Sum of Two Integers medium

Problem Statement

You are given two integers a and b. You need to calculate the sum of a and b without using the '+' or '-' operators.

Example 1

  • Input: a = 1, b = 2
  • Output: 3

Example 2

  • Input: a = -2, b = 3
  • Output: 1

Steps

The core idea is to use bit manipulation to simulate addition. We'll leverage the following concepts:

  1. Bitwise AND (&): This operation gives us the carry bits. If both bits are 1, the carry is 1; otherwise, it's 0.

  2. Bitwise XOR (^): This operation gives us the sum bits without considering the carry. If one bit is 1 and the other is 0, the result is 1; otherwise, it's 0.

  3. Left Shift (<<): This shifts the bits to the left by one position, effectively multiplying by 2. This is crucial for handling the carry bits.

We'll iterate until there are no more carry bits.

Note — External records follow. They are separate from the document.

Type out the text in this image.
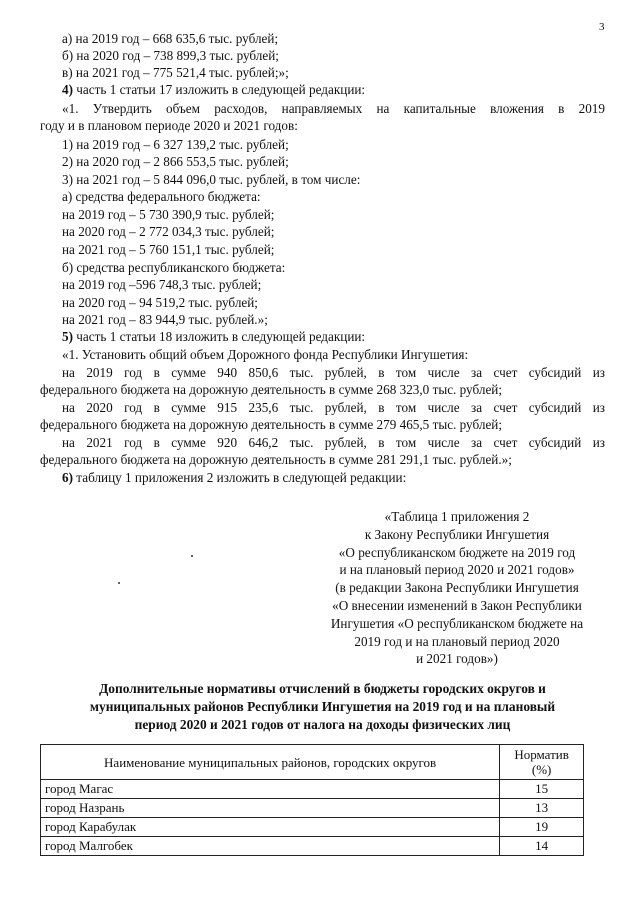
3
а) на 2019 год – 668 635,6 тыс. рублей;
б) на 2020 год – 738 899,3 тыс. рублей;
в) на 2021 год – 775 521,4 тыс. рублей;»;
4) часть 1 статьи 17 изложить в следующей редакции:
«1. Утвердить объем расходов, направляемых на капитальные вложения в 2019
году и в плановом периоде 2020 и 2021 годов:
1) на 2019 год – 6 327 139,2 тыс. рублей;
2) на 2020 год – 2 866 553,5 тыс. рублей;
3) на 2021 год – 5 844 096,0 тыс. рублей, в том числе:
а) средства федерального бюджета:
на 2019 год – 5 730 390,9 тыс. рублей;
на 2020 год – 2 772 034,3 тыс. рублей;
на 2021 год – 5 760 151,1 тыс. рублей;
б) средства республиканского бюджета:
на 2019 год –596 748,3 тыс. рублей;
на 2020 год – 94 519,2 тыс. рублей;
на 2021 год – 83 944,9 тыс. рублей.»;
5) часть 1 статьи 18 изложить в следующей редакции:
«1. Установить общий объем Дорожного фонда Республики Ингушетия:
на 2019 год в сумме 940 850,6 тыс. рублей, в том числе за счет субсидий из
федерального бюджета на дорожную деятельность в сумме 268 323,0 тыс. рублей;
на 2020 год в сумме 915 235,6 тыс. рублей, в том числе за счет субсидий из
федерального бюджета на дорожную деятельность в сумме 279 465,5 тыс. рублей;
на 2021 год в сумме 920 646,2 тыс. рублей, в том числе за счет субсидий из
федерального бюджета на дорожную деятельность в сумме 281 291,1 тыс. рублей.»;
6) таблицу 1 приложения 2 изложить в следующей редакции:
«Таблица 1 приложения 2
к Закону Республики Ингушетия
«О республиканском бюджете на 2019 год
и на плановый период 2020 и 2021 годов»
(в редакции Закона Республики Ингушетия
«О внесении изменений в Закон Республики
Ингушетия «О республиканском бюджете на
2019 год и на плановый период 2020
и 2021 годов»)
Дополнительные нормативы отчислений в бюджеты городских округов и
муниципальных районов Республики Ингушетия на 2019 год и на плановый
период 2020 и 2021 годов от налога на доходы физических лиц
Наименование муниципальных районов, городских округов	Норматив (%)
город Магас	15
город Назрань	13
город Карабулак	19
город Малгобек	14
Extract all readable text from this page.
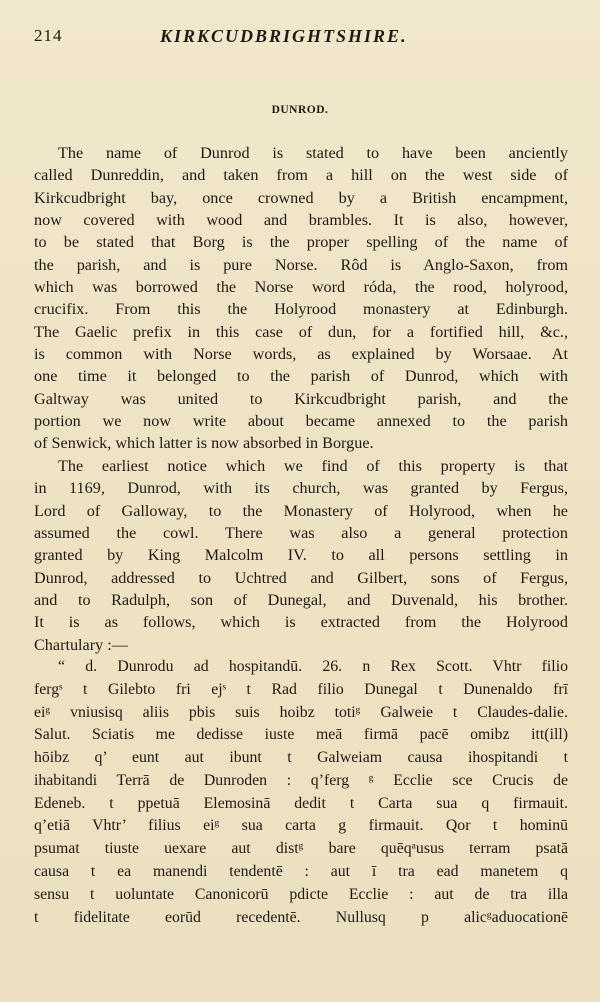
214	KIRKCUDBRIGHTSHIRE.
DUNROD.
The name of Dunrod is stated to have been anciently
called Dunreddin, and taken from a hill on the west side of
Kirkcudbright bay, once crowned by a British encampment,
now covered with wood and brambles. It is also, however,
to be stated that Borg is the proper spelling of the name of
the parish, and is pure Norse. Rôd is Anglo-Saxon, from
which was borrowed the Norse word róda, the rood, holyrood,
crucifix. From this the Holyrood monastery at Edinburgh.
The Gaelic prefix in this case of dun, for a fortified hill, &c.,
is common with Norse words, as explained by Worsaae. At
one time it belonged to the parish of Dunrod, which with
Galtway was united to Kirkcudbright parish, and the
portion we now write about became annexed to the parish
of Senwick, which latter is now absorbed in Borgue.
The earliest notice which we find of this property is that
in 1169, Dunrod, with its church, was granted by Fergus,
Lord of Galloway, to the Monastery of Holyrood, when he
assumed the cowl. There was also a general protection
granted by King Malcolm IV. to all persons settling in
Dunrod, addressed to Uchtred and Gilbert, sons of Fergus,
and to Radulph, son of Dunegal, and Duvenald, his brother.
It is as follows, which is extracted from the Holyrood
Chartulary :—
“ d. Dunrodu ad hospitandū. 26. n Rex Scott. Vhtr filio
fergˢ t Gilebto fri ejˢ t Rad filio Dunegal t Dunenaldo frī
eiᵍ vniusisq aliis pbis suis hoibz totiᵍ Galweie t Claudes-dalie.
Salut. Sciatis me dedisse iuste meā firmā pacē omibz itt(ill)
hōibz q’ eunt aut ibunt t Galweiam causa ihospitandi t
ihabitandi Terrā de Dunroden : q’ferg ᵍ Ecclie sce Crucis de
Edeneb. t ppetuā Elemosinā dedit t Carta sua q firmauit.
q’etiā Vhtr’ filius eiᵍ sua carta g firmauit. Qor t hominū
psumat tiuste uexare aut distᵍ bare quēqᵃusus terram psatā
causa t ea manendi tendentē : aut ī tra ead manetem q
sensu t uoluntate Canonicorū pdicte Ecclie : aut de tra illa
t fidelitate eorūd recedentē. Nullusq p alicᵍaduocationē
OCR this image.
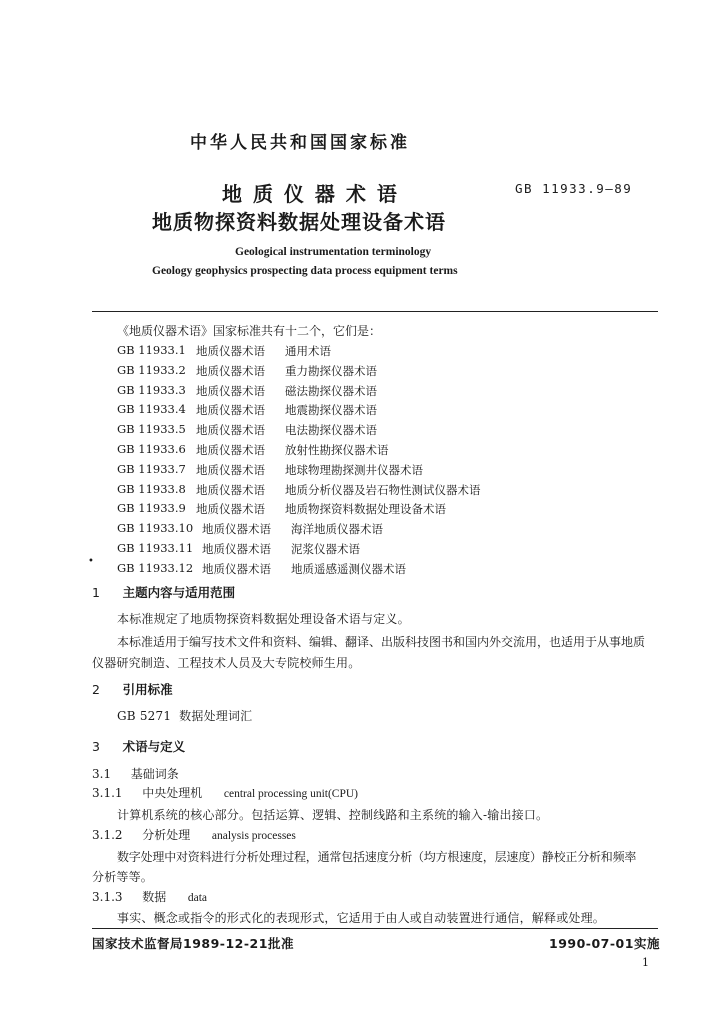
中华人民共和国国家标准
地 质 仪 器 术 语	GB 11933.9—89
地质物探资料数据处理设备术语
Geological instrumentation terminology
Geology geophysics prospecting data process equipment terms
《地质仪器术语》国家标准共有十二个，它们是：
GB 11933.1 地质仪器术语 通用术语
GB 11933.2 地质仪器术语 重力勘探仪器术语
GB 11933.3 地质仪器术语 磁法勘探仪器术语
GB 11933.4 地质仪器术语 地震勘探仪器术语
GB 11933.5 地质仪器术语 电法勘探仪器术语
GB 11933.6 地质仪器术语 放射性勘探仪器术语
GB 11933.7 地质仪器术语 地球物理勘探测井仪器术语
GB 11933.8 地质仪器术语 地质分析仪器及岩石物性测试仪器术语
GB 11933.9 地质仪器术语 地质物探资料数据处理设备术语
GB 11933.10 地质仪器术语 海洋地质仪器术语
GB 11933.11 地质仪器术语 泥浆仪器术语
GB 11933.12 地质仪器术语 地质遥感遥测仪器术语
•
1 主题内容与适用范围
本标准规定了地质物探资料数据处理设备术语与定义。
本标准适用于编写技术文件和资料、编辑、翻译、出版科技图书和国内外交流用，也适用于从事地质
仪器研究制造、工程技术人员及大专院校师生用。
2 引用标准
GB 5271  数据处理词汇
3 术语与定义
3.1 基础词条
3.1.1 中央处理机 central processing unit(CPU)
计算机系统的核心部分。包括运算、逻辑、控制线路和主系统的输入-输出接口。
3.1.2 分析处理 analysis processes
数字处理中对资料进行分析处理过程，通常包括速度分析（均方根速度，层速度）静校正分析和频率
分析等等。
3.1.3 数据 data
事实、概念或指令的形式化的表现形式，它适用于由人或自动装置进行通信，解释或处理。
国家技术监督局1989-12-21批准	1990-07-01实施
1
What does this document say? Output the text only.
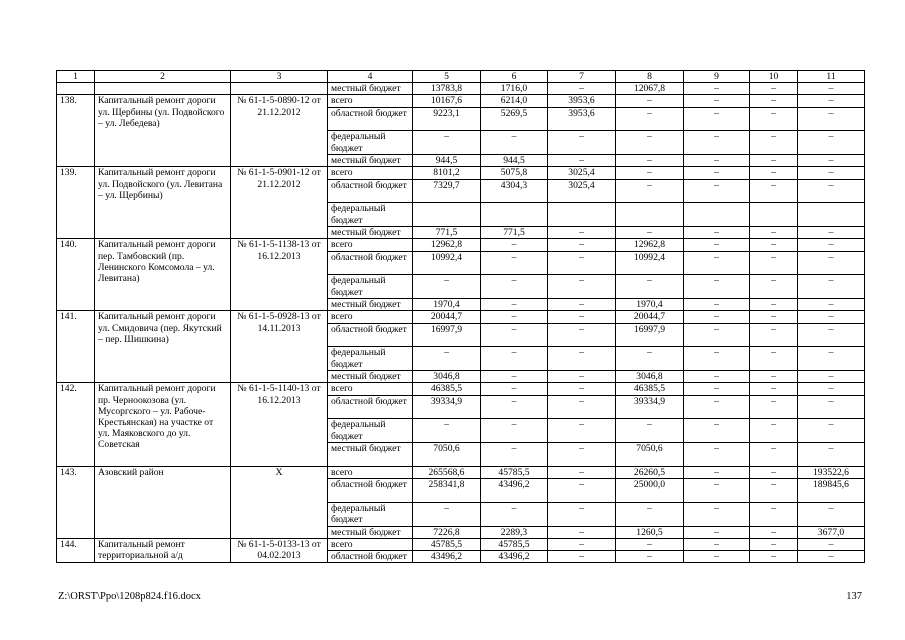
1	2	3	4	5	6	7	8	9	10	11
			местный бюджет	13783,8	1716,0	–	12067,8	–	–	–
138.	Капитальный ремонт дороги ул. Щербины (ул. Подвойского – ул. Лебедева)	№ 61-1-5-0890-12 от 21.12.2012	всего	10167,6	6214,0	3953,6	–	–	–	–
			областной бюджет	9223,1	5269,5	3953,6	–	–	–	–
			федеральный бюджет	–	–	–	–	–	–	–
			местный бюджет	944,5	944,5	–	–	–	–	–
139.	Капитальный ремонт дороги ул. Подвойского (ул. Левитана – ул. Щербины)	№ 61-1-5-0901-12 от 21.12.2012	всего	8101,2	5075,8	3025,4	–	–	–	–
			областной бюджет	7329,7	4304,3	3025,4	–	–	–	–
			федеральный бюджет							
			местный бюджет	771,5	771,5	–	–	–	–	–
140.	Капитальный ремонт дороги пер. Тамбовский (пр. Ленинского Комсомола – ул. Левитана)	№ 61-1-5-1138-13 от 16.12.2013	всего	12962,8	–	–	12962,8	–	–	–
			областной бюджет	10992,4	–	–	10992,4	–	–	–
			федеральный бюджет	–	–	–	–	–	–	–
			местный бюджет	1970,4	–	–	1970,4	–	–	–
141.	Капитальный ремонт дороги ул. Смидовича (пер. Якутский – пер. Шишкина)	№ 61-1-5-0928-13 от 14.11.2013	всего	20044,7	–	–	20044,7	–	–	–
			областной бюджет	16997,9	–	–	16997,9	–	–	–
			федеральный бюджет	–	–	–	–	–	–	–
			местный бюджет	3046,8	–	–	3046,8	–	–	–
142.	Капитальный ремонт дороги пр. Черноокозова (ул. Мусоргского – ул. Рабоче-Крестьянская) на участке от ул. Маяковского до ул. Советская	№ 61-1-5-1140-13 от 16.12.2013	всего	46385,5	–	–	46385,5	–	–	–
			областной бюджет	39334,9	–	–	39334,9	–	–	–
			федеральный бюджет	–	–	–	–	–	–	–
			местный бюджет	7050,6	–	–	7050,6	–	–	–
143.	Азовский район	Х	всего	265568,6	45785,5	–	26260,5	–	–	193522,6
			областной бюджет	258341,8	43496,2	–	25000,0	–	–	189845,6
			федеральный бюджет	–	–	–	–	–	–	–
			местный бюджет	7226,8	2289,3	–	1260,5	–	–	3677,0
144.	Капитальный ремонт территориальной а/д	№ 61-1-5-0133-13 от 04.02.2013	всего	45785,5	45785,5	–	–	–	–	–
			областной бюджет	43496,2	43496,2	–	–	–	–	–
Z:\ORST\Ppo\1208p824.f16.docx	137
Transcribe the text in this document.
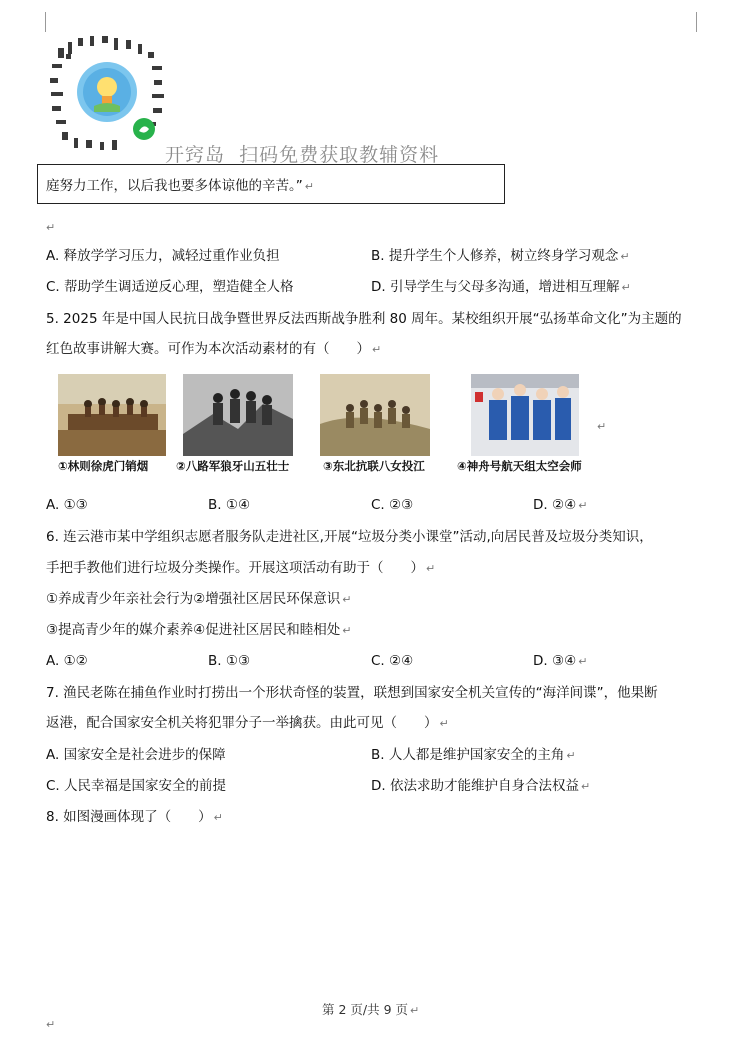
开窍岛  扫码免费获取教辅资料
庭努力工作，以后我也要多体谅他的辛苦。” ↵
↵
A. 释放学学习压力，减轻过重作业负担	B. 提升学生个人修养，树立终身学习观念 ↵
C. 帮助学生调适逆反心理，塑造健全人格	D. 引导学生与父母多沟通，增进相互理解 ↵
5. 2025 年是中国人民抗日战争暨世界反法西斯战争胜利 80 周年。某校组织开展“弘扬革命文化”为主题的
红色故事讲解大赛。可作为本次活动素材的有（　　） ↵
①林则徐虎门销烟 ②八路军狼牙山五壮士	③东北抗联八女投江	④神舟号航天组太空会师
↵
A. ①③	B. ①④	C. ②③	D. ②④ ↵
6. 连云港市某中学组织志愿者服务队走进社区,开展“垃圾分类小课堂”活动,向居民普及垃圾分类知识，
手把手教他们进行垃圾分类操作。开展这项活动有助于（　　） ↵
①养成青少年亲社会行为②增强社区居民环保意识 ↵
③提高青少年的媒介素养④促进社区居民和睦相处 ↵
A. ①②	B. ①③	C. ②④	D. ③④ ↵
7. 渔民老陈在捕鱼作业时打捞出一个形状奇怪的装置，联想到国家安全机关宣传的“海洋间谍”，他果断
返港，配合国家安全机关将犯罪分子一举擒获。由此可见（　　） ↵
A. 国家安全是社会进步的保障	B. 人人都是维护国家安全的主角 ↵
C. 人民幸福是国家安全的前提	D. 依法求助才能维护自身合法权益 ↵
8. 如图漫画体现了（　　） ↵
第 2 页/共 9 页 ↵
↵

In each iteration:

  • Calculate the carry using bitwise AND.
  • Calculate the sum without carry using bitwise XOR.
  • Left-shift the carry to prepare it for the next iteration.
  • Update a with the sum and b with the shifted carry.

Explanation

Let's trace the example a = 1, b = 2:

  1. Iteration 1:

    • carry = a & b = 1 & 2 = 0 (0001 & 0010 = 0000)
    • sum = a ^ b = 1 ^ 2 = 3 (0001 ^ 0010 = 0011)
    • carry << 1 = 0 << 1 = 0
    • a = sum = 3, b = carry << 1 = 0
  2. Iteration 2:

    • carry = a & b = 3 & 0 = 0 (0011 & 0000 = 0000)
    • sum = a ^ b = 3 ^ 0 = 3 (0011 ^ 0000 = 0011)
    • carry << 1 = 0 << 1 = 0
    • a = sum = 3, b = carry << 1 = 0

The loop terminates because b is 0. The final result is a = 3.

For negative numbers, the two's complement representation is implicitly handled by the bitwise operations.

Code

public class Solution {
    public int GetSum(int a, int b) {
        while (b != 0) {
            int carry = a & b;
            a = a ^ b;
            b = (carry) << 1;
        }
        return a;
    }
}

Complexity

  • Time Complexity: O(log n), where n is the magnitude of the larger input number. The number of iterations is proportional to the number of bits needed to represent the numbers.
  • Space Complexity: O(1). The algorithm uses a constant amount of extra space.